Wireless telecommunication equipment: Any equipment used to provide wireless telecommunication service, but which is not affixed to or contained within a wireless telecommunication facility, but is instead affixed to or mounted on an existing building or structure that is used for some other purpose. Wireless telecommunication equipment also includes a ground mounted base station used as an accessory structure that is connected to an antenna mounted on or affixed to an existing building.

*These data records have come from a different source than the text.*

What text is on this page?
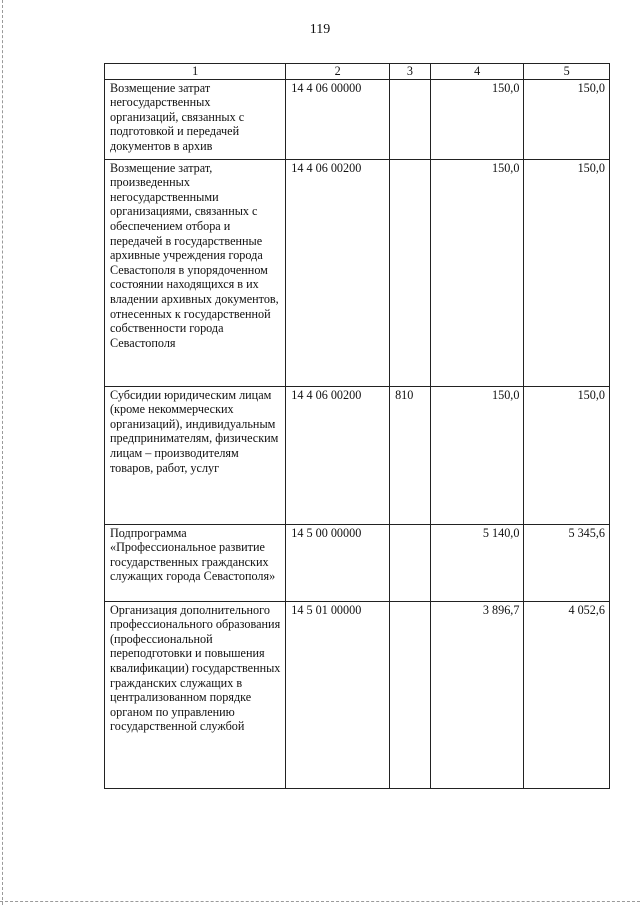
119
1	2	3	4	5
Возмещение затрат негосударственных организаций, связанных с подготовкой и передачей документов в архив	14 4 06 00000		150,0	150,0
Возмещение затрат, произведенных негосударственными организациями, связанных с обеспечением отбора и передачей в государственные архивные учреждения города Севастополя в упорядоченном состоянии находящихся в их владении архивных документов, отнесенных к государственной собственности города Севастополя	14 4 06 00200		150,0	150,0
Субсидии юридическим лицам (кроме некоммерческих организаций), индивидуальным предпринимателям, физическим лицам – производителям товаров, работ, услуг	14 4 06 00200	810	150,0	150,0
Подпрограмма «Профессиональное развитие государственных гражданских служащих города Севастополя»	14 5 00 00000		5 140,0	5 345,6
Организация дополнительного профессионального образования (профессиональной переподготовки и повышения квалификации) государственных гражданских служащих в централизованном порядке органом по управлению государственной службой	14 5 01 00000		3 896,7	4 052,6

Wireless telecommunication facility: Any freestanding facility, building, pole, tower, or structure used to provide wireless telecommunication services, and which consists of, without limitation, antennae, equipment and storage and other accessory structures used to provide wireless telecommunication services.
Wrecked motor vehicle compound: An area used to store disabled or impounded motor vehicles until such time as their disposition (either by junk, salvage, repair, etc.) has been determined by the insurance company, the owner of the vehicle, or his legal representative.
Yard sale: The temporary sale of home furniture, appliances, clothing and/or domestic items owned by an occupant of a residential dwelling and taking place on the premises on which such occupant resides, whether in the yard or in a carport or garage. Yard sales which do not take place on the premises on which such occupant resides are considered open-air businesses, except that this shall not be construed to prevent the sale of such items by another family or household in connection with an event where such items are sold by the occupant of a residence on the premises where the yard sale occurs. This term includes garage sales.